With the necessary expansion then confronting us, any other policy would have meant making face pieces in half a dozen or more private plants, all starting at once with organizations untrained for this work. This would have been fatal, for even with the Goodyear and Goodrich companies manufacturing face pieces in Akron and the Kenyon Manufacturing Co. making them in Brooklyn, we found it most difficult to maintain uniform standards in all the plants. As new points came up, it was constantly necessary to interchange inspection personnel and to send men from one plant to another to teach manufacturing wrinkles. Such practices consumed more personnel than we could train in the time available. Moreover, it was impossible under the conditions that we were then facing to build up more than barely adequate supplies of gas mask parts and such raw materials as special fabrics. To have operated many more face-piece plants would have meant to divide these stocks of fabrics, elastic, tape, etc., still further. To have kept each of these plants properly stocked, under the existing traffic conditions, would have been impossible. A big central gas-defense plant was the only solution of our difficulties.
The order approving the establishment of the gas-defense plant was signed by Secretary Baker on November 20, 1917. The officers of the Gas Defense Division found in Long Island City, not far from the new chemical plant at Astoria, a group of modern concrete factory buildings which had been put up in this newly developed section by several different concerns, among them the Ford Motor Co., the Goodyear Tire & Rubber Co., and the National Casket Co. One of these buildings, known as the Stewart Building, was taken over by the Government and modern machinery was installed. Mr. R. R. Richardson, of Chicago, was appointed plant manager with a salary of $1 per year. He quickly set to work organizing the factory and its staff. On January 9, 1918, the first few factory operators were hired. Five days later the executive offices at the plant were ready for occupancy. The plant grew apace. One by one the other buildings were absorbed and added to the establishment—first the Goodyear Tire & Rubber building, then the National Casket building. Next a long storage building was built between the Stewart and the Goodyear buildings. Runways were built which connected up the various buildings, and, finally, in July, the Ford Motor building was taken over and connected up to complete the group.
Thus by the summer of 1918 we occupied five large buildings, with a total of over 1,000,000 square feet, or 20 acres, of floor space, connected up to make the gas-defense plant. Of the 12,000 employees in this plant, 8,600 were women. Endeavors were made as far as possible to hire those who had near relatives with the American Expeditionary Forces. The degree of care required in the manufacture of masks was beyond anything known in normal industry, and we rightly believed that this personal interest in the work would bring about greater care in manufacture and inspection. Since the factory was working at top speed a great deal of attention was paid to welfare work. Women employees were given 12-minute rest periods both in the morning and the afternoon, and completely furnished attractive rest and recreation rooms were set apart for women in the factory.

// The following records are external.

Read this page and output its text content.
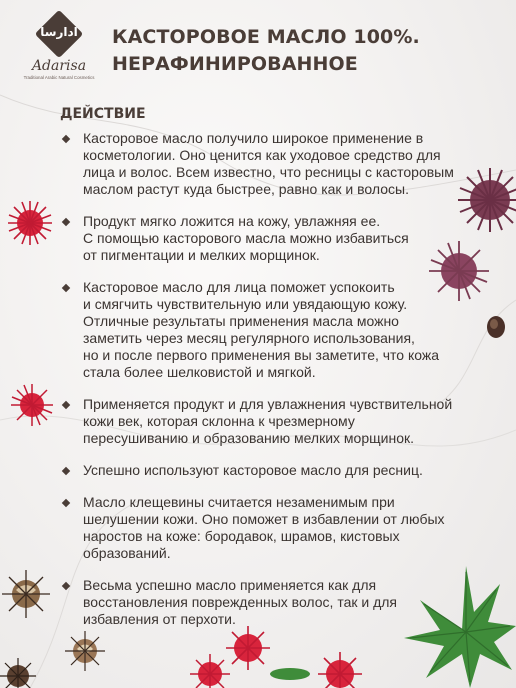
ادارسا
Adarisa
Traditional Arabic Natural Cosmetics
КАСТОРОВОЕ МАСЛО 100%.
НЕРАФИНИРОВАННОЕ
ДЕЙСТВИЕ
Касторовое масло получило широкое применение в
косметологии. Оно ценится как уходовое средство для
лица и волос. Всем известно, что ресницы с касторовым
маслом растут куда быстрее, равно как и волосы.
Продукт мягко ложится на кожу, увлажняя ее.
С помощью касторового масла можно избавиться
от пигментации и мелких морщинок.
Касторовое масло для лица поможет успокоить
и смягчить чувствительную или увядающую кожу.
Отличные результаты применения масла можно
заметить через месяц регулярного использования,
но и после первого применения вы заметите, что кожа
стала более шелковистой и мягкой.
Применяется продукт и для увлажнения чувствительной
кожи век, которая склонна к чрезмерному
пересушиванию и образованию мелких морщинок.
Успешно используют касторовое масло для ресниц.
Масло клещевины считается незаменимым при
шелушении кожи. Оно поможет в избавлении от любых
наростов на коже: бородавок, шрамов, кистовых
образований.
Весьма успешно масло применяется как для
восстановления поврежденных волос, так и для
избавления от перхоти.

GAS-DEFENSE PLANT AT LONG ISLAND CITY.
EMPLOYEES OF GAS-DEFENSE PLANT LONG ISLAND CITY, NOVEMBER 11, 1918.
The plant was unique in more than one respect. At the very start it attempted the supposedly impossible, for it combined in its staff and in its working organization civilian and military personnel. The manager was a civilian, the assistant manager was Lieut. Col. Coonley. Below them on the next tier of the organization were Army officers in charge of several departments and civilians in charge of others. Throughout the plant were certain groups of women workers or inspectors in charge of civilians were others; in charge of sergeants or even privates. The arrangement worked out well and the whole organization pulled together as one team, without reference to civilian or military status. Again, at the start there was laid down a policy of inspection at every single stage of manufacture. The incoming parts, though already inspected at their source, were reinspected and retested. After every operation in the manufacture of the face piece there came an inspection by specially trained women set apart from the operators. Then again, there was a special control inspection. After the face piece was finished, and when assembly was complete, the entire mask went to a final inspection where it was looked over by several trained women, who worked in dark closets and inspected the face pieces over a bright light to make sure that no pin pricks had been made, either maliciously or otherwise. Furthermore, wherever there was an inspector there was a system of checking his or her accuracy, for 5 per cent of every inspector's work was periodically selected at random and checked over by other inspectors.
Hand in hand with this went many of the latest developments of factory operation. The best machinery was employed, conveyors were used wherever possible, and, when changes in the size of the operation or the design of the mask made it advisable, the factory was at once rearranged in order that the flow might always be orderly and continuous.